Josef ist in der christlichen Tradition
eher der Untergebutterte, der Verdeckte, der im Schatten von Mutter
und Kind Stehende. Aber er tut immer, was getan werden muss und
rettet beide.
Die Frömmigkeit hatte es von jeher
leichter mit ihm als er es selbst in seinem Leben hatte – stets
war er der Nicht-Echte und doch als Hausvater Benötigte; in der
frommen Verehrung wird er zur treuen Seele, zum schweigenden Vorbild,
zur irdischen Herkünftigkeit, zum menschlich-unvollkommen-gediegenen
Abglanz des wirklichen Vaters, zum Handwerker und Ausbilder des
späteren Erlösers.
Vertraueneinflößend. Most Poniatowskiego, Warschau, 2015. |
Andreas Knapp schreibt in "unterwegs
zum kind"1
über diesen Josef:
"ein mann voller pläne
die im traum schon zerbrechen
verzichtet auf begreifen
vertrauensselig wie ein kind"
In der Spur seiner den Worten des
Engels trauenden Verlobten Maria steht er hier also als einer da, der
nicht mehr sein eigenes Lebensglück sucht und festhalten will,
sondern auf die Träume Gottes hört – und sich ihnen unterordnet.
Nicht das kritische Nachhaken, kein
Auflehnen gegen Fremdbestimmung, nicht das lange Reflektieren vor der
Entscheidung.
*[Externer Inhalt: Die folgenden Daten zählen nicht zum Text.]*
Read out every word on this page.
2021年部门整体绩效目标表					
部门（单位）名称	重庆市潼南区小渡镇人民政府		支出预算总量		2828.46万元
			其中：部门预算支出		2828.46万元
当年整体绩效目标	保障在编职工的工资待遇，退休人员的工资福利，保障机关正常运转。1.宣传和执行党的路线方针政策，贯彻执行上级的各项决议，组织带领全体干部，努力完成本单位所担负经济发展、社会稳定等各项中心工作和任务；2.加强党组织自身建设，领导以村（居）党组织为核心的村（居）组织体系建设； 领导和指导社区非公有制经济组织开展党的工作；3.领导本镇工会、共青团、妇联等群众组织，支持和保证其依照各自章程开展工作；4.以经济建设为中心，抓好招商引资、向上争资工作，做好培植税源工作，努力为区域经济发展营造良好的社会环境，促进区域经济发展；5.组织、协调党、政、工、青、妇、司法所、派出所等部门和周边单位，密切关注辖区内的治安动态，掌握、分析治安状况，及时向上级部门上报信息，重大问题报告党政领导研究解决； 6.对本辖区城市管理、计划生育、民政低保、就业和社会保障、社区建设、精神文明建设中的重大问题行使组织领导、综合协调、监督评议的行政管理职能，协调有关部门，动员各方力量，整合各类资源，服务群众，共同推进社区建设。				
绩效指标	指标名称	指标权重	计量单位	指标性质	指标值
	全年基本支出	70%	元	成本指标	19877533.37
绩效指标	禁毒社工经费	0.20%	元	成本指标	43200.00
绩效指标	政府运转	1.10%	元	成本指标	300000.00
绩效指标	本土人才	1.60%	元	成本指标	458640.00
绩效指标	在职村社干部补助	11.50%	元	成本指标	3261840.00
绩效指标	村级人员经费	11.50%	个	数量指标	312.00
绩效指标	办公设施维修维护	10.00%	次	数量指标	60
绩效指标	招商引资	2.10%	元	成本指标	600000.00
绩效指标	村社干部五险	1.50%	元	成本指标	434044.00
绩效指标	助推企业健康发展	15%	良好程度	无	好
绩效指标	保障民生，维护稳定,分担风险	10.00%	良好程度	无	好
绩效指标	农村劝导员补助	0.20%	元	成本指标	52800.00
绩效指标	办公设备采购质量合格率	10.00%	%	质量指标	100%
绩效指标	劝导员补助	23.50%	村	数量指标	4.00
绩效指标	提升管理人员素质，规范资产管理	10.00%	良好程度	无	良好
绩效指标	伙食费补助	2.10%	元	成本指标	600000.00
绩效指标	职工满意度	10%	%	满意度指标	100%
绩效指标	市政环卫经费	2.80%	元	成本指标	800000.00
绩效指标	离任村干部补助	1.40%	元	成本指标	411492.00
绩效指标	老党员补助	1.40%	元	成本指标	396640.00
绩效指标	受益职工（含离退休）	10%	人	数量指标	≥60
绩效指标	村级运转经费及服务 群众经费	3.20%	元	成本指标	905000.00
Insofern ist er uns aufgeklärt-kritischen Geistern des
21. Jahrhunderts fremd. Aber gerade so kann seine Person eine
Einladung sein zur Emphase, zum Großmut, zum Vertrauen.
Zugleich steht er, darin uns viel
näher, für Menschen mit gebrochenen Lebensplänen, für die gerade
Gescheiterten – die an ihm sehen können, dass in den Scherben noch mehr sein kann. Dass sich im ungewollten Umbruch vielleicht etwas
verbirgt, das Leben verheißt.
Und ein zweiter Punkt: In "nazaret"2
hebt Andreas Knapp auf die Spiritualität des Alltags ab und weist
hin auf die Gegenwart Gottes mitten darin. Josef selbst bleibt
ungenannt.
"das leben pulsiert im rhythmus
von hammer und säge
die hobelspäne der zeit
fallen auf den boden
der normalität"
Josef war der Normalo. Einer, der ein
Leben lang dasselbe tat. Durch und durch bodenständig, trotz des
außergewöhnlichen Anfangs. Ob ich das als vorbildhaft begreifen
soll, weiß ich nicht. Ich bin nicht so. Aber etwas in mir fragt
sich, ob es einem Kind nicht tatsächlich gut tut. Von wegen
Verlässlichkeit, gefestigte Strukturen, Vertrauen fassen in die Welt
und so.
Wahrscheinlich hat es Jesus und seinem
Lebensrhythmus, vielleicht sogar der Beziehung zu seinem Gottvater
gut getan.
Wahrscheinlich ist Josef mit seiner
Opferbereitschaft, seiner Gottgehörigkeit, seiner Treue und
Beständigkeit tatsächlich ein gutes Vorbild für den freiheitsliebenden und gottsuchenden Sohn gewesen.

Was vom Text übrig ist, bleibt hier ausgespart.